The above thought experiment is a good example of what the “learning” part in machine learning is; the use of **statistics**, **historical data**, and prior **knowledge** to make a best guess.

It asks the question “What was the correct answer the last time we were in a similar situation?”.

In other words, what happened the last time the pattern looked like this?

*(The pattern here including the time of year, time of day, geographical location, recent experiences, etc.) *

This may all seem obvious in hindsight, but these concepts are fundamental to learning, whether by machine or human. These concepts apply universally to much of machine learning[2], and if you understand them, you will be well equipped to critically assess the likely usefulness and impact of any machine learning application you come across.

### How hot is this bearing?

Let us apply this idea to a more practical concept: predicting the temperature of a wind turbine bearing.

Our **prior knowledge** can be summarised by the following:

*Bearings allow parts of a device to rotate with as little friction as possible.**We expect this friction to cause a temperature increase.**As the part rotates faster, we expect more friction, and therefore a higher temperature.**Abnormally high temperatures can be a good indicator that the bearing is failing.*

We additionally have **historical data**, in the form of 3 months of bearing temperatures and wind speeds. Let’s plot both below:

*(Top) The bearing temperature as a function of time. (Bottom) The wind speed as a function of time*

Even a cursory glance suggests our prior knowledge was correct; the bearing temperature appears to be (roughly) positively correlated with wind speed.

Finally, we can **use statistics** based on our **prior knowledge** and **historical data** to guess what the temperature of the bearing will be, given a certain wind speed.

The simplest thing we can do with statistics is just to take the mean of our bearing temperature.

*(Blue) The actual bearing temperature as a function of time. (Orange) Our first machine learning prediction, the mean temperature of the bearing over the timespan*

Congratulations! You’ve just had your machine learn from historical data! You’ve made your first machine learning model! But it feels like we can do better than this by including wind speed.

To include the effects of wind speed, I need to assume a model. For simplicity I’m going to assume that there’s a roughly linear relationship between the bearing temperature and wind speed. That is to say:

where T_{Bearing }is the bearing temperature, C_{0} is a constant, V_{Wind} is the wind speed, and C_{1} is a coefficient.
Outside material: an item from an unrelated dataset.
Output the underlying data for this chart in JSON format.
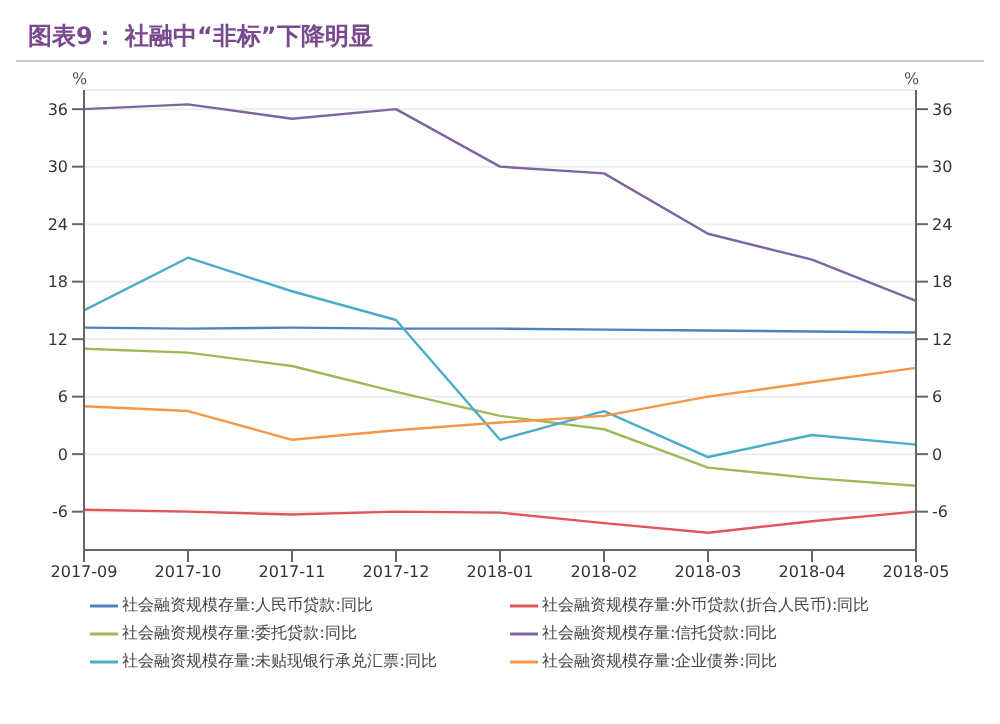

We know that the true relationship isn’t linear (for instance wind turbines don’t keep turning faster at faster wind speeds) but it is good to start simple[3].

We know both T_{Bearing } and V_{Wind} at all points in time, so we just have to figure out what the best values of C_{0} and C_{1 }are[4]. Any statistics course or a multitude of online tutorials can tell you how to do this[5]. We plot the results of this model below.

*(Blue) The actual bearing temperature as a function of time. (Orange) Our prediction of the main bearing temperature, as a linear function of wind speed.*

This is starting to look pretty good! We’re only off, on average, by 4^{o}C, which is accurate to within 8-10% of the absolute value of the temperature.

With the addition of a few more variables, and some changes in the model assumptions, we can bring this average error down to only 1.2^{o}C (a 2% error):

*(Blue) The actual bearing temperature as a function of time. (Orange) A more complex prediction, involving numerous tags and a different model, but applying the same broad techniques of prior knowledge, data, and statistics.*

On a fundamental level, we’ve not changed anything we’re trying to do; we’re still just using **prior knowledge,** **historical data, **and **statistics**, to create these models. Whilst the final result is impressive, it’s just been built up layer by layer from the simpler models we started off with.

Perhaps none of this *feels* like machine learning to you. If that’s how you feel, then I have done my job right and demystified machine learning for you! Because this really is all it is; pattern recognition, historical data, statistics and prior knowledge. There’s nothing complex or magic about it, it’s merely a suite of tools you can use to aid in your analysis.

In part III of this blog, we’ll go into some of the practical things you can do with this model, and how it can be used for fault detection.

### REFERENCES:

[1] Of course, one could argue that my prior knowledge was data too. The line between isn’t very clearly defined, but I like to think of prior knowledge as “What do I believe right before I see any data”. In this case, this would be “What would I expect the temperature to be outside *before* have left my house in the morning?”

[2] But not all of machine learning! Particular branches of machine learning don’t need data and/or prior knowledge! We’ll get around to these in some later posts.

[3] When we use neural networks, we don’t need to assume any kind of models. This is because neural networks are universal function approximators; it doesn’t matter what the true relationship is between your variables, a neural network *can *[though not necessarily* will*] accurately approximate it given enough data, and we therefore don’t need to worry about specifying the specific form of the relationship.

[4]Though for statistical reasons, we actually calculate the least-worst values.

[5] https://en.wikipedia.org/wiki/Least_squares for instance.